Now in its third edition, this dynamic textbook analyses the traits fundamental to human personality: what they are, why they matter, their biological and social foundations, how they play out in human life and their consequences for cognition, stress and physical and mental health. The text also considers the applications of personality assessment in clinical, educational and occupational settings, providing the reader with a detailed understanding of the whole field of personality traits. This edition, now with improved student features, includes the latest research from behavioural genetics, neuroscience, social psychology and cognitive science, assesses the impact of new research techniques like brain imagery, and provides additional content on positive aspects of traits and practical uses of personality assessment. This is an essential textbook for students taking courses in personality and individual differences and also provides researchers and practitioners with a coherent, up-to-date survey of this significant area.
- Examines what personality traits are, how they influence human behaviour and the applications of personality assessment
- Includes the latest research from a range of fields - social psychology, cognitive science, behaviour genetics and neuroscience
- Now with improved student features
About the Authors:
Gerald Matthews, University of Central Florida
Gerald Matthews is Professor of Psychology at the University of Cincinnati and has previously held faculty positions at the Universities of Aston and Dundee. He has co-authored several volumes, including Attention and Emotion: a Clinical Perspective (1994) which won the 1998 British Psychological Society Book Award, and has published many articles in the area of personality research.
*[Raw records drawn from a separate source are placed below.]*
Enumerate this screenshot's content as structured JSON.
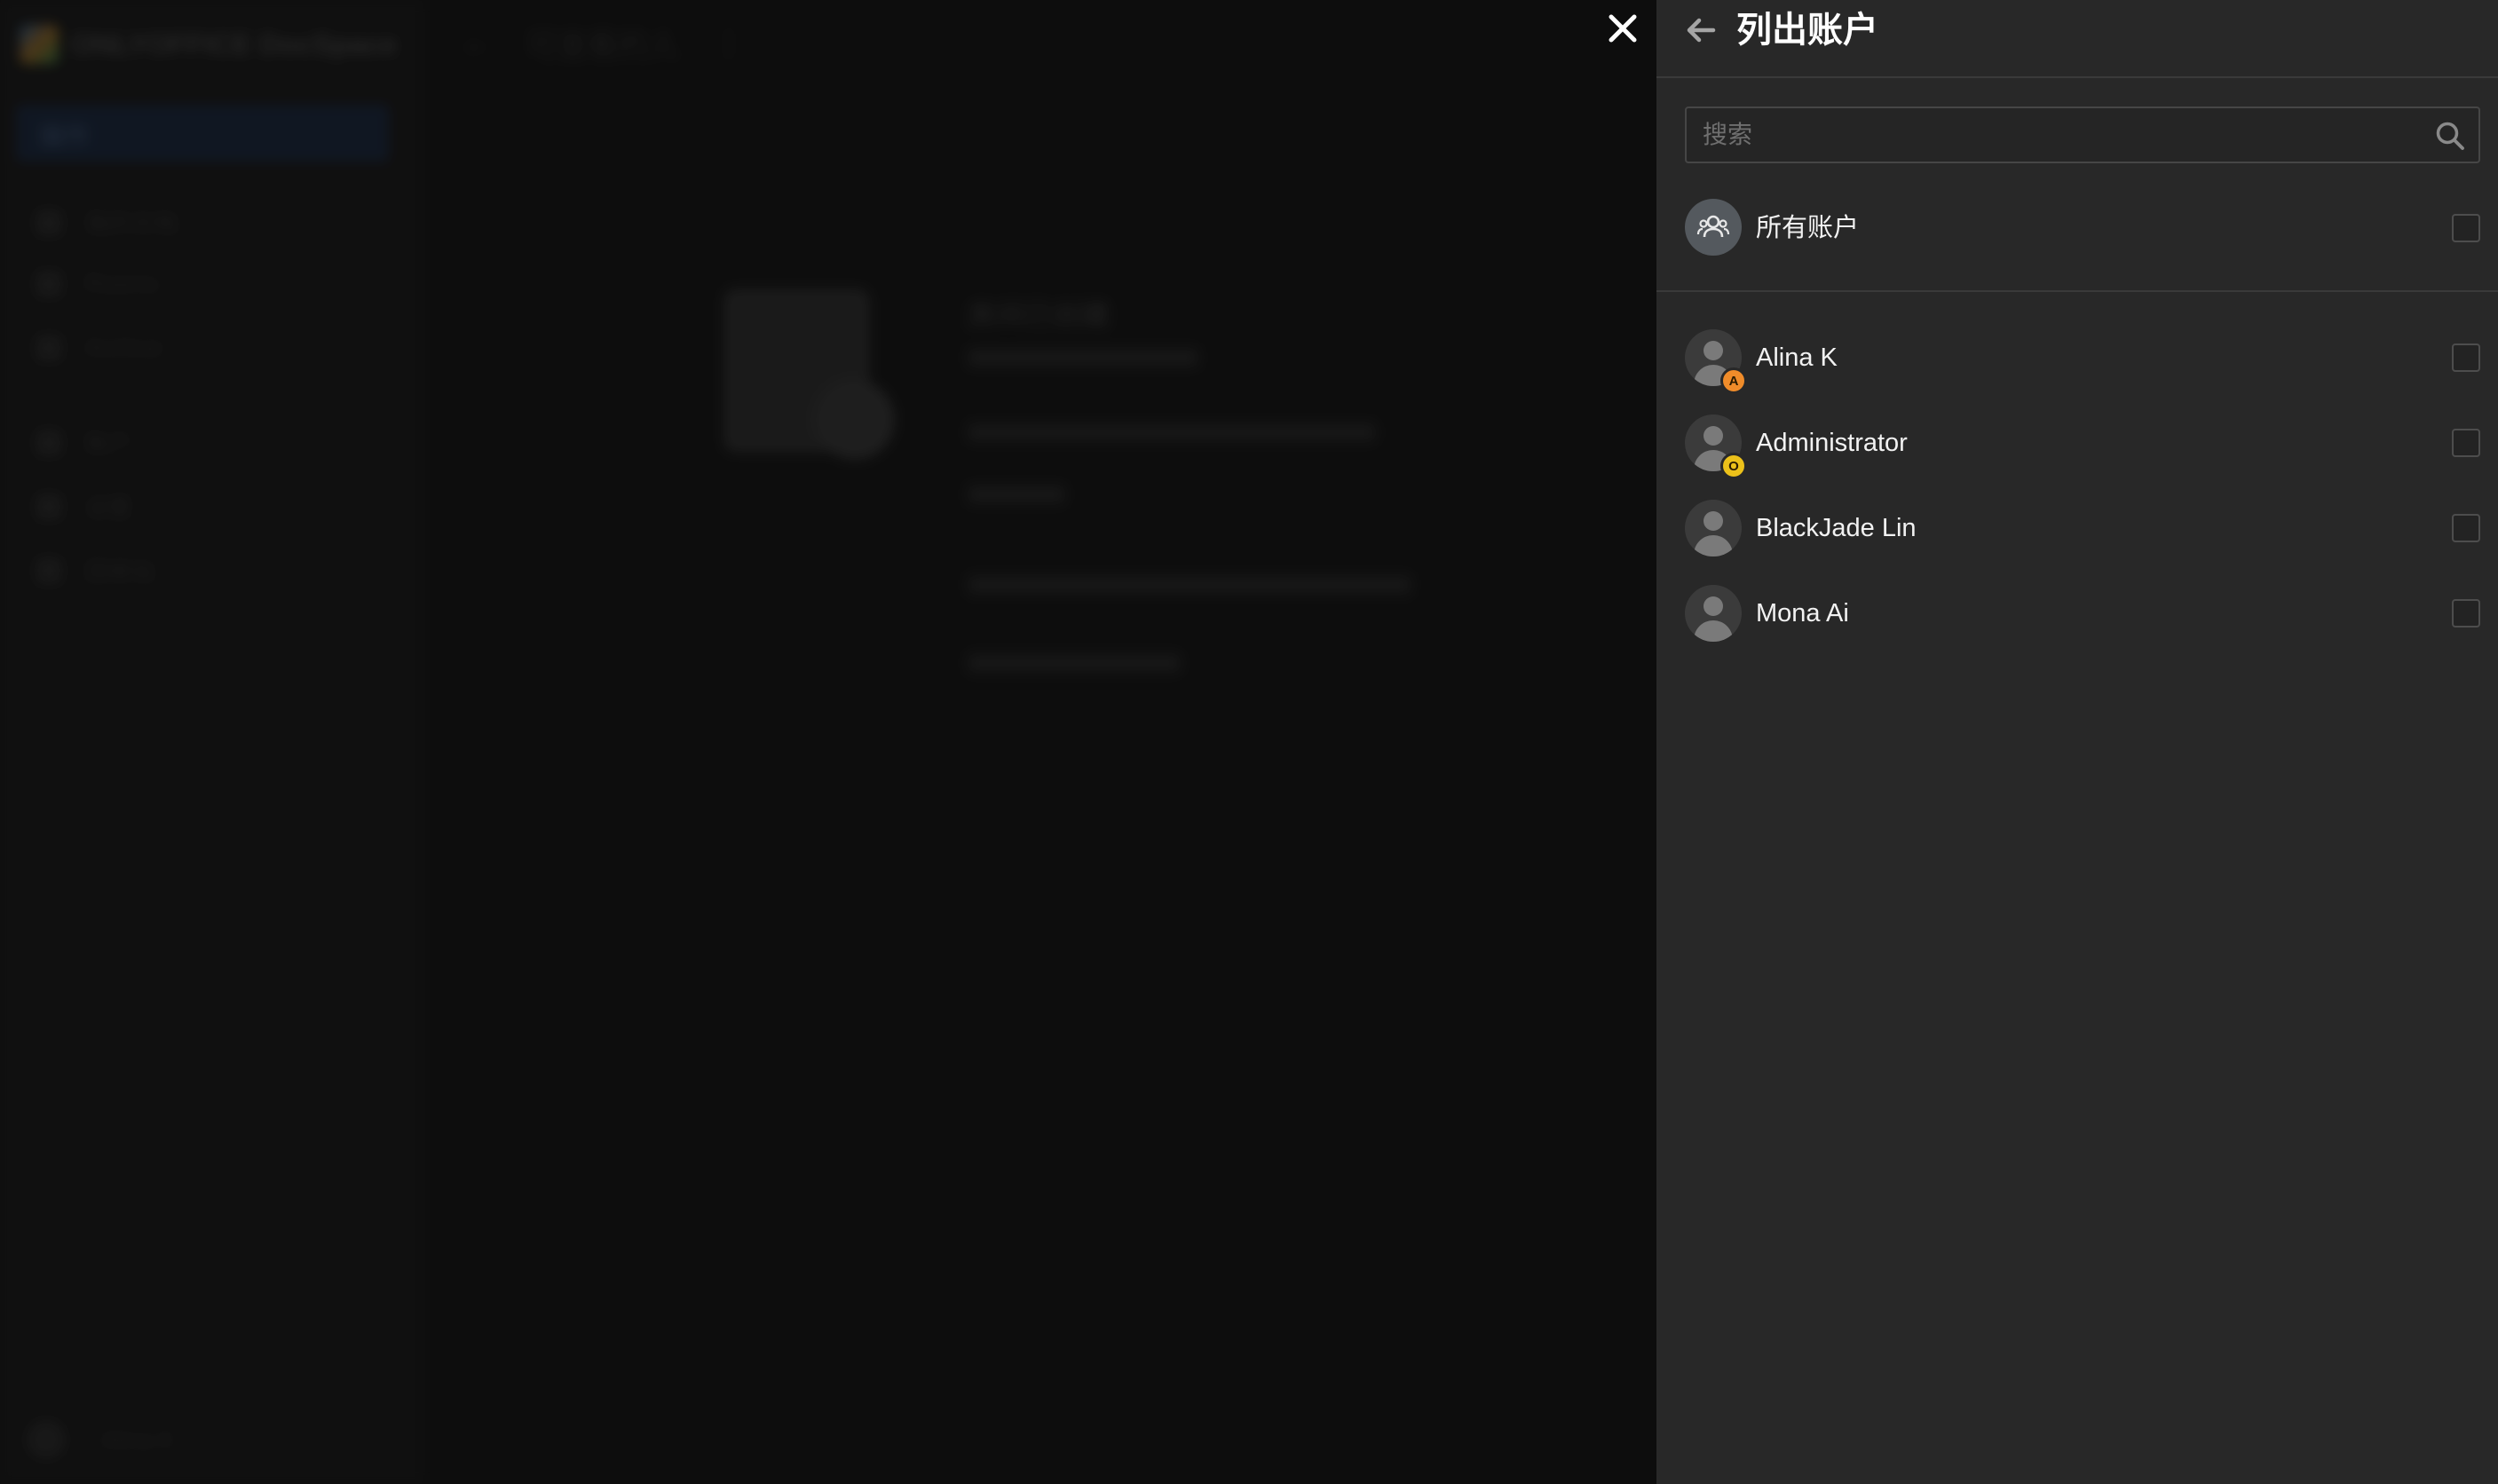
{
  "background": {
    "logo_text": "ONLYOFFICE DocSpace",
    "action_label": "操作",
    "nav_items": [
      "我的文档",
      "Rooms",
      "Archive",
      "账户",
      "设置",
      "回收站"
    ],
    "top_title": "可查看的人",
    "empty_title": "房间已创建",
    "footer_user": "Alina K"
  },
  "close_icon": "close-icon",
  "panel": {
    "title": "列出账户",
    "back_icon": "arrow-left-icon",
    "search": {
      "placeholder": "搜索",
      "value": "",
      "icon": "search-icon"
    },
    "all_accounts": {
      "label": "所有账户",
      "icon": "group-icon",
      "checked": false
    },
    "users": [
      {
        "name": "Alina K",
        "badge": "A",
        "badge_color": "#f08c2a",
        "checked": false
      },
      {
        "name": "Administrator",
        "badge": "O",
        "badge_color": "#ecc11a",
        "checked": false
      },
      {
        "name": "BlackJade Lin",
        "badge": "",
        "badge_color": "",
        "checked": false
      },
      {
        "name": "Mona Ai",
        "badge": "",
        "badge_color": "",
        "checked": false
      }
    ]
  }
}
Ian J. Deary, University of Edinburgh
Ian J. Deary is Professor of Differential Psychology at the University of Edinburgh, and Director of the University of Edinburgh Centre for Cognitive Ageing and Cognitive Epidemiology. He is a Fellow of the Royal College of Psychiatrists, has written extensively on personality and intelligence and won the 2002 British Psychological Society Book Award for Looking Down on Human Intelligence (2000).
Martha C. Whiteman, University of Edinburgh
Martha C. Whiteman is a Senior Lecturer in Psychology at the University of Edinburgh. Her research and teaching are directed towards interpersonal aspects of personality, health and well-being, and the circumstances which may affect upward-moving or downward-moving health trajectories. She has contributed chapters to personality and health texbooks, while journal publications include articles in The Lancet and Psychosomatic Medicine.